Community forum addresses harm done by smoking
Published 6:56 am Monday, November 22, 2004
By By ANNA M. LEE Managing Editor
Citizens and leaders of Brewton and East Brewton gathered Thursday night at D.W. McMillan Memorial Hospital to discuss the damage smoking does to individuals and the whole community.
Pediatrician Marsha Raulerson brought to the discussion some startling facts about the effects of secondhand smoke on children.
For example, children with respiratory illnesses almost always live with a smoker, the leading cause of asthma in children is secondhand smoke, and smoking is the No. 1 cause of low birthweight in babies, she said.
Also at the forum, Spike Maxwell, who has been in the insurance industry for 21 years, spoke about the additional costs smokers pay for insurance and his own personal experiences with loved ones who smoked.
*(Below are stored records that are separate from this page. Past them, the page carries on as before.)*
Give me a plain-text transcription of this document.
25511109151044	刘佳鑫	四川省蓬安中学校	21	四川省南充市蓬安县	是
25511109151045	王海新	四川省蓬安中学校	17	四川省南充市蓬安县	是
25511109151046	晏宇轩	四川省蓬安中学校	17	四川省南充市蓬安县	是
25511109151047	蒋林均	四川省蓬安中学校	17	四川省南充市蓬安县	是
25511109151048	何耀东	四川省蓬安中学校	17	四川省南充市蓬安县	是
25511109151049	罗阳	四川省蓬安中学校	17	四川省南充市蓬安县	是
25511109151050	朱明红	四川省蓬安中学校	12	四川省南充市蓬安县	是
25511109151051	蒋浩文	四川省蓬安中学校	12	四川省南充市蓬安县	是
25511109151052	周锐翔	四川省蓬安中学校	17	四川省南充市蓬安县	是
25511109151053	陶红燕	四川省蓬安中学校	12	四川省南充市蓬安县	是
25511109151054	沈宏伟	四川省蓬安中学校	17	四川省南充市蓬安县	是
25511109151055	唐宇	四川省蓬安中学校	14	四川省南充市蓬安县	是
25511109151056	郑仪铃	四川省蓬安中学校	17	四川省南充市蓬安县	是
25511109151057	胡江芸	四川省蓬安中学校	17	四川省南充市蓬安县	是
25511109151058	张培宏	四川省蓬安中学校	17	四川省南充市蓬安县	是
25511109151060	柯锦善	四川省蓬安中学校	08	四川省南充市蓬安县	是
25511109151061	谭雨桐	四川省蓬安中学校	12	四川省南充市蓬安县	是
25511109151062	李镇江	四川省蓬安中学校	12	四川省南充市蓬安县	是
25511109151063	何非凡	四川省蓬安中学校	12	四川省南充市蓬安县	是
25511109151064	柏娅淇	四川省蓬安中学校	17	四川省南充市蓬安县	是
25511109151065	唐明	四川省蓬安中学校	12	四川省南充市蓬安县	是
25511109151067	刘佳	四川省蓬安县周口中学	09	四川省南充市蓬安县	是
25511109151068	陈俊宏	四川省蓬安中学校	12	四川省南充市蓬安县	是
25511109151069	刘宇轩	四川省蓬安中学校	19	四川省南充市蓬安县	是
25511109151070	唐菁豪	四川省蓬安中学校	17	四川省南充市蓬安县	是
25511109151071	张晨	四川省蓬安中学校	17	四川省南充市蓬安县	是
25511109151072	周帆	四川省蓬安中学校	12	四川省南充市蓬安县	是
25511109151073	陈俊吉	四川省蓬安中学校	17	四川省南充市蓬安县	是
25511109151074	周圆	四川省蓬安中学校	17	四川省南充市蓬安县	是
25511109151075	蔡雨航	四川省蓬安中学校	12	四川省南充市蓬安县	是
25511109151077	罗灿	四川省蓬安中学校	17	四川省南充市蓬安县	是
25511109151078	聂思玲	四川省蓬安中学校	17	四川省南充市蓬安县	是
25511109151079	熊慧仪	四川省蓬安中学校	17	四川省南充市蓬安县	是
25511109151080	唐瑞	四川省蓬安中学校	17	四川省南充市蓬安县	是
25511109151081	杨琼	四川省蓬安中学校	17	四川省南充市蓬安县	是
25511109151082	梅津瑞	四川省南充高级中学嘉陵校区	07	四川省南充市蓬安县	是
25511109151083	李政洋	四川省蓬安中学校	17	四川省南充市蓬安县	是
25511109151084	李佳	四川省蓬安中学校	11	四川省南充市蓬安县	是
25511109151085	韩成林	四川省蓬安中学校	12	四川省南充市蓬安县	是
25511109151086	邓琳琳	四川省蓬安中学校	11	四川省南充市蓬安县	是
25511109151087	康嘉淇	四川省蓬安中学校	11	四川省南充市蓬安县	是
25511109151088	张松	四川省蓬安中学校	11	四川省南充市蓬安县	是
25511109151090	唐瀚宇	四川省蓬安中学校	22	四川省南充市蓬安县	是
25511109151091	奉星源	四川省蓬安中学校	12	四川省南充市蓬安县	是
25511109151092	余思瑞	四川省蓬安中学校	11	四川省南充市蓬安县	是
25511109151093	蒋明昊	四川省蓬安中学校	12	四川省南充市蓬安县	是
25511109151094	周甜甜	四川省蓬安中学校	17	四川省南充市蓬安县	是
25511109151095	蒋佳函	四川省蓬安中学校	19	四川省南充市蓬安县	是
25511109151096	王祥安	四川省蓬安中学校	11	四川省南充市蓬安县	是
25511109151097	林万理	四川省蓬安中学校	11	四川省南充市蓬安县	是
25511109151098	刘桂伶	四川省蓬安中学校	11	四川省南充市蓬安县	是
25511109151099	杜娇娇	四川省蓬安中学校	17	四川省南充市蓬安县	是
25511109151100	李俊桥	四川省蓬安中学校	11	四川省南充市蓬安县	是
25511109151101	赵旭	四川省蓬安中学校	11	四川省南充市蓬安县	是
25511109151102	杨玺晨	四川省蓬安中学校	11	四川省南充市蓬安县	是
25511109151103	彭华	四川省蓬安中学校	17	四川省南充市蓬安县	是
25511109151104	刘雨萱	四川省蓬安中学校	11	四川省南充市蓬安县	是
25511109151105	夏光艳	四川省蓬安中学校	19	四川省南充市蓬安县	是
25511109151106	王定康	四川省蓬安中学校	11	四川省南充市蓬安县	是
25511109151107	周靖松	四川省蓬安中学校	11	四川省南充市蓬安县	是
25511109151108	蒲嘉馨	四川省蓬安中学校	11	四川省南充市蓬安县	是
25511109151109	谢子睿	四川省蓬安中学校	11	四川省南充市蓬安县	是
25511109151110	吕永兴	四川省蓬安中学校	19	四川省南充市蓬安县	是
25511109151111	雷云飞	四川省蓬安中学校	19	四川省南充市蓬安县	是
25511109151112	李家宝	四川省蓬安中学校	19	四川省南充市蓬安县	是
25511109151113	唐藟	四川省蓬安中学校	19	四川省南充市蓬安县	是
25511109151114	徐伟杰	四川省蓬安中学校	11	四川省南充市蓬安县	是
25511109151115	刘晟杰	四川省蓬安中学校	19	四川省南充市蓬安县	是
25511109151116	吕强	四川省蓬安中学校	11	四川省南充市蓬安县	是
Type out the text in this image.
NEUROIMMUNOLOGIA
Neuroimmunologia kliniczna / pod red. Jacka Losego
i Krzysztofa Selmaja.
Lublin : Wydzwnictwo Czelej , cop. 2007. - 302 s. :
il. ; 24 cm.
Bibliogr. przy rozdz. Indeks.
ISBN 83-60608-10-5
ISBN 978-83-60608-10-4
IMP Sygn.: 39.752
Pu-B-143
A respiratory therapist for 24 years, Lillian Heller is no stranger to the damage caused by smoking. She said that 85 percent of smoke produced by a cigarette is a particularly harmful form of smoke that contains smaller particles which reach deeper into a person's lungs and are harder to exhale.
Wendy Riley told the painful story of how her father -- who smoked two to three packs of cigarettes a day -- died of tongue and laryngeal cancer after a very long battle. She said her father had begun smoking at the age of nine.
Riley said her experience with her father has turned her into a hater of smoking. "I hope we can all work together, and I will do anything to make this a reality," she said of the Coalition for a Tobacco Free Escambia County's efforts to encourage East Brewton and Brewton to a public smoking ban.
Thursday's forum was organized by Tina Findley, Tobacco Prevention and Control Coordinator with the Alabama Department of Public Health. Findley said the Coalition has collected 1,200 signatures of people in the area who support a smoking ban.